Often, when my sons are surgically attached to their screens, playing games or watching Youtube, I walk into the room and hand them each a plate of cut-up vegetables, which disappear 10 minutes later. For my 14 yo, it’s red cabbage, radishes, celery, or parsley. For my 12 yo, its carrot sticks, cucumbers, or snow peas. This works for adults too. When I sit down to work or watch a video, I immediately want a snack. Instead of grabbing a bag of chips, I’m way better off eating carrots and hummus, sliced apples in almond butter, or snow peas in a black bean dip. Having sugar and preservative-free, store-bought guacamole, salsa, nut butter, hummus, and other dips in the fridge at all times makes it easier to do this.
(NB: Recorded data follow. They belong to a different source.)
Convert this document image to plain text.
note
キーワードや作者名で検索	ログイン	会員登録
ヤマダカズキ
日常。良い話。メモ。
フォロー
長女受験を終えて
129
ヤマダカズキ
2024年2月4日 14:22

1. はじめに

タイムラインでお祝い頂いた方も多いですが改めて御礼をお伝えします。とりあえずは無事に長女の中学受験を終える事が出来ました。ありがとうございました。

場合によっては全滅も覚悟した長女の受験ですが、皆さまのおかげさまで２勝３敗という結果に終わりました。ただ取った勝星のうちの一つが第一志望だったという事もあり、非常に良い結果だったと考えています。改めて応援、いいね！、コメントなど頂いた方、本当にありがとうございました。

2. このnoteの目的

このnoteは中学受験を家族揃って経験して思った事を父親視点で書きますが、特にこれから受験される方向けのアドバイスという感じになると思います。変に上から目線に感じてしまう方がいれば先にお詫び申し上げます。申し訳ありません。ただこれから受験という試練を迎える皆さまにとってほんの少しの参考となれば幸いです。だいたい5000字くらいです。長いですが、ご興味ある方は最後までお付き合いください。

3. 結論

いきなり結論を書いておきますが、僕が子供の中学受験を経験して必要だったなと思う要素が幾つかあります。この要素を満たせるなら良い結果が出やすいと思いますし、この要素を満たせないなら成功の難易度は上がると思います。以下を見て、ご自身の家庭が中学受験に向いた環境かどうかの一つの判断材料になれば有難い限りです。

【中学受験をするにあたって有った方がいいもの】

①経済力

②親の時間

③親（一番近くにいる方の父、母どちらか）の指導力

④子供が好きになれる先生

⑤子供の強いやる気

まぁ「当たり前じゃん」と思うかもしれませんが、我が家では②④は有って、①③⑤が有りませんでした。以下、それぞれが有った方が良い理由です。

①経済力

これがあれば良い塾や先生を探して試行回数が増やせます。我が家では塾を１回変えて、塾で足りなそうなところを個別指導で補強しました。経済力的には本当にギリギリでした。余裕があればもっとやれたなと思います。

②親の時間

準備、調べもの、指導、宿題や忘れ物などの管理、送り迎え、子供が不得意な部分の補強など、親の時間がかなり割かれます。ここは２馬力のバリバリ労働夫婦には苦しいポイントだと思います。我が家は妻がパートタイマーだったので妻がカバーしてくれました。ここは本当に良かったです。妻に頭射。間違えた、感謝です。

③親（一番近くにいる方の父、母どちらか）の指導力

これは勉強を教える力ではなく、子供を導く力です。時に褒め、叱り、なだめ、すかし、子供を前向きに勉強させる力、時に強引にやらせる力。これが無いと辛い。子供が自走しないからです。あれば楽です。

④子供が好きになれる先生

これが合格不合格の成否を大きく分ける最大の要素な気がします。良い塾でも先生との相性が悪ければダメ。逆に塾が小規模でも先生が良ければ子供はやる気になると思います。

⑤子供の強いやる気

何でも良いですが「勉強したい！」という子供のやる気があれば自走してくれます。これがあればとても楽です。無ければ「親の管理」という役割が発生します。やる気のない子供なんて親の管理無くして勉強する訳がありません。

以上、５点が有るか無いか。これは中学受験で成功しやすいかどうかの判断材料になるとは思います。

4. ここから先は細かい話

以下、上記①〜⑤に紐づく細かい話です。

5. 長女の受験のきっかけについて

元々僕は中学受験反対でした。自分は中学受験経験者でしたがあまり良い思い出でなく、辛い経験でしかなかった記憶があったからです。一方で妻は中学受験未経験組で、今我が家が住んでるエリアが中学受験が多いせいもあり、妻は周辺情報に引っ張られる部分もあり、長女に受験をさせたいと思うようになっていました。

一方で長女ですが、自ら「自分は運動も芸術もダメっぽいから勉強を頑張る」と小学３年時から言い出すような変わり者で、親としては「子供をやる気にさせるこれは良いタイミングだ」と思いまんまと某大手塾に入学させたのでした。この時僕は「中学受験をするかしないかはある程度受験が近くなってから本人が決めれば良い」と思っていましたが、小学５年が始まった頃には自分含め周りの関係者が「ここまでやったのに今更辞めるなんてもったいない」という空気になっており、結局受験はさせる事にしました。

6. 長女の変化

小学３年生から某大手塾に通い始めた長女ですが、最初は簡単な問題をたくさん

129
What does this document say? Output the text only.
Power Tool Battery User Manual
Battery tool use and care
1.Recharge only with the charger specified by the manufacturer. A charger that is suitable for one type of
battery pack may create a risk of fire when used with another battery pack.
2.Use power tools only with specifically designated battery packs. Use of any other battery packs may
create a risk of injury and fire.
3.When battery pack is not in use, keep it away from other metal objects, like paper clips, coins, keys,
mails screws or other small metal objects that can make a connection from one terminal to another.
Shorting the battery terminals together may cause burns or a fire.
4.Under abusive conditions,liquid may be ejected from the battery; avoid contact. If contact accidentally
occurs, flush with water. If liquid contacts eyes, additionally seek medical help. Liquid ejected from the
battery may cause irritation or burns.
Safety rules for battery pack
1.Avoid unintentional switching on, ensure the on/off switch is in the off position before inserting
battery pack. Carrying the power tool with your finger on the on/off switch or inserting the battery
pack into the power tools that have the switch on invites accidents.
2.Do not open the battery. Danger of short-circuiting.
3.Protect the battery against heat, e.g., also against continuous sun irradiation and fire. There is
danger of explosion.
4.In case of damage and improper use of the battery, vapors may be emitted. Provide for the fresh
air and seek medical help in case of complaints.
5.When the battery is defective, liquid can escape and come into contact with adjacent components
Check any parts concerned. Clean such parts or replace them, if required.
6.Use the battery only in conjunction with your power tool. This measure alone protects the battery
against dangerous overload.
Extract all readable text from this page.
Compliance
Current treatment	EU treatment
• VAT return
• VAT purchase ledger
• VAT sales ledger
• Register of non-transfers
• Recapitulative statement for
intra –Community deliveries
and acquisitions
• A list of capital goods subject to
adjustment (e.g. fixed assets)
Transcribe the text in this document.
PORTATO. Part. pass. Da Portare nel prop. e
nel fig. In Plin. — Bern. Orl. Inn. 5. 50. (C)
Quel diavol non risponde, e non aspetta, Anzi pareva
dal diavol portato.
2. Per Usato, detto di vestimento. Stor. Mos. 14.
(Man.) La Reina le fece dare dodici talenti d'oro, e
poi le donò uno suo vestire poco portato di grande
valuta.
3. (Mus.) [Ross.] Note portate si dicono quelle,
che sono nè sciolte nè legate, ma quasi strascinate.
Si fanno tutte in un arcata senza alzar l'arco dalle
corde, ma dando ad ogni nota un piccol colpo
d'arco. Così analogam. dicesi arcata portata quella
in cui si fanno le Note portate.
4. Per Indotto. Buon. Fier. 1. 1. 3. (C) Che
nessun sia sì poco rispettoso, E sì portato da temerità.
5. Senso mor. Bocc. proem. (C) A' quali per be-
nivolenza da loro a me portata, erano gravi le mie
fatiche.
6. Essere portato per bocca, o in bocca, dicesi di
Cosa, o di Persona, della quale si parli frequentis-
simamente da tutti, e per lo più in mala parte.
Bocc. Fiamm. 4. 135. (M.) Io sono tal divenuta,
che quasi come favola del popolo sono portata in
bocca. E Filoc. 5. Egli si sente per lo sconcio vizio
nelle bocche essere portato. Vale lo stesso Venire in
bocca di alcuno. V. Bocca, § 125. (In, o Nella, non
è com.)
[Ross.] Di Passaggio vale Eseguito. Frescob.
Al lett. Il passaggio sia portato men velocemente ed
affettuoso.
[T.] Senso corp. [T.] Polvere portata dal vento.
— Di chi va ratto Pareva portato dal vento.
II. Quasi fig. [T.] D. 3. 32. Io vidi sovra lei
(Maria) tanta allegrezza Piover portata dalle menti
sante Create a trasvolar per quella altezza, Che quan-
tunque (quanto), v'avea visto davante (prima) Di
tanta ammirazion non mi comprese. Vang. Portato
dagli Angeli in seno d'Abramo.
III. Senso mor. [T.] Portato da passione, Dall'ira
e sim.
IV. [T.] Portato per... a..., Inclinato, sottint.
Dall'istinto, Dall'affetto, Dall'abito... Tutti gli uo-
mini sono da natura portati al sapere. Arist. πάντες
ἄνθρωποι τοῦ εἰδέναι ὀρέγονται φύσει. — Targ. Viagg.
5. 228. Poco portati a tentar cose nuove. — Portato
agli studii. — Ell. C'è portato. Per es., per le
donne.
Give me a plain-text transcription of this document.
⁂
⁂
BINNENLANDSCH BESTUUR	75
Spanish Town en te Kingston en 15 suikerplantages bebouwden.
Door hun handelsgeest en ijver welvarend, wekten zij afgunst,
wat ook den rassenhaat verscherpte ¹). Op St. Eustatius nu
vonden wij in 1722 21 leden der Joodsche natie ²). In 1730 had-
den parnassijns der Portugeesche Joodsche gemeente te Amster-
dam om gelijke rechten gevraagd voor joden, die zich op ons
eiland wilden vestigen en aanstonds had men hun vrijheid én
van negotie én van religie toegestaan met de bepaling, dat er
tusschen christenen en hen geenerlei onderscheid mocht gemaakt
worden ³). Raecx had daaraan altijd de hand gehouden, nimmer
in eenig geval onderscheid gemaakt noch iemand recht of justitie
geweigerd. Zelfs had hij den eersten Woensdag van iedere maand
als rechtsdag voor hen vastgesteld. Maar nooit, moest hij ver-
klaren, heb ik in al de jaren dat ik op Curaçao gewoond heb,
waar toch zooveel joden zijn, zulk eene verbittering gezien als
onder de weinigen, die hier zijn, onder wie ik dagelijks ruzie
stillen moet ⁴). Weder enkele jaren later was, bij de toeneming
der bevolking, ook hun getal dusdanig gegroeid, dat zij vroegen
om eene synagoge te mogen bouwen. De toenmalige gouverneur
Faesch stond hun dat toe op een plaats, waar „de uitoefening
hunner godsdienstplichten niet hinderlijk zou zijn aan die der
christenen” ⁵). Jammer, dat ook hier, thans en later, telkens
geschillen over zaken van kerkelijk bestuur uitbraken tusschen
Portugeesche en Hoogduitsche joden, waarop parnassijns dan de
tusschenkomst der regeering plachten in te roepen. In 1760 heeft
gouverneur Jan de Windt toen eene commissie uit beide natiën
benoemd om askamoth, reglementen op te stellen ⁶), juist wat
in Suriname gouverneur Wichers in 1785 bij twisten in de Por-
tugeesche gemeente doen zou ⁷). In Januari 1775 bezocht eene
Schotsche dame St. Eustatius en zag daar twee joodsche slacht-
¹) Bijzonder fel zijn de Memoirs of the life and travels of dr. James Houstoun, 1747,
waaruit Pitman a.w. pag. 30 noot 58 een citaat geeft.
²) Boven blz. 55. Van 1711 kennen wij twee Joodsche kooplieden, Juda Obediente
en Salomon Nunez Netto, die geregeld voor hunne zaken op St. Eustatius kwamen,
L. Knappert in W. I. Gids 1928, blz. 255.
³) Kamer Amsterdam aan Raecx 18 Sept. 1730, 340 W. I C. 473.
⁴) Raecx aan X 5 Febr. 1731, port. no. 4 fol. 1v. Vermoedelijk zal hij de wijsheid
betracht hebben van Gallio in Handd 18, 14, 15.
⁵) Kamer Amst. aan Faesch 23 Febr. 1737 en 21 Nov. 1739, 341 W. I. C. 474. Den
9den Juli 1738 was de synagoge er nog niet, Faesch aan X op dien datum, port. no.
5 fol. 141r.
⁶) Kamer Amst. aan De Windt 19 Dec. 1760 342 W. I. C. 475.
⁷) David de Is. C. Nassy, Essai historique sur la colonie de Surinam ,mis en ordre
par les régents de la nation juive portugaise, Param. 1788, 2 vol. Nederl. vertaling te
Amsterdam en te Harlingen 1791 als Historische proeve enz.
Tip 3. Make and freeze batches of vegetable soups
Vegetable soups can be a great, hardy staple in the winter months. I find that making a big batch and freezing it in 16 oz tupperwares gives me an easy home-cooked, nutrient-packed meal whenever I need it. Here’s an easy, flavorful soup that’s a favorite in our house:
Harvest Soup (from The Body Ecology Diet by Donna Gates) – Sautee the onion and garlic listed below in vegetable oil in a stockpot, then add the additional ingredients and enough water to cover them. Bring it all to a boil, then simmer until the vegetables are soft. Blend well and add more water if necessary to desired texture. (Using a blender wand is easiest – $25 at Target.) INGREDIENTS (all roughly chopped): 2 large red onions, six cloves garlic, 8 medium carrots, 8 small red potatoes, 2 medium fennel bulbs, broccoli stems from one bunch and ginger or curry and salt and pepper to taste.
Tip 4. Be adventurous.
I used to avoid any recipe that had one or two ingredients that I didn’t recognize. That made it challenging to learn how to eat new, healthier foods. Don’t be like me. With Ms. Google in your pocket, nothing needs to remain a mystery. If you come across an ingredient you don’t recognize, just look it up online or call your local health food store or organic market to ask if they have it in stock. If you prepare one meal each week with a new ingredient in it, in two months you’ll have a whole new repertoire!
Tip 5. Make it social.
Invite friends over for a Potluck game, movie night or simple dinner party. Ask everybody to bring one vegetable dish that has no animal products, wheat, sugar, dairy or preservatives, and to email you the recipe so that you can give them to everybody at the end of the evening. If you’re feeling particularly passionate, you could also include watching one of these engaging documentaries on the benefits of a plant-based diet as part of the evening: Forks Over Knives, Food Inc., or Vegucated.
If you try some of these tips to get more veggies in your life, let me know how it goes. I’d love to hear!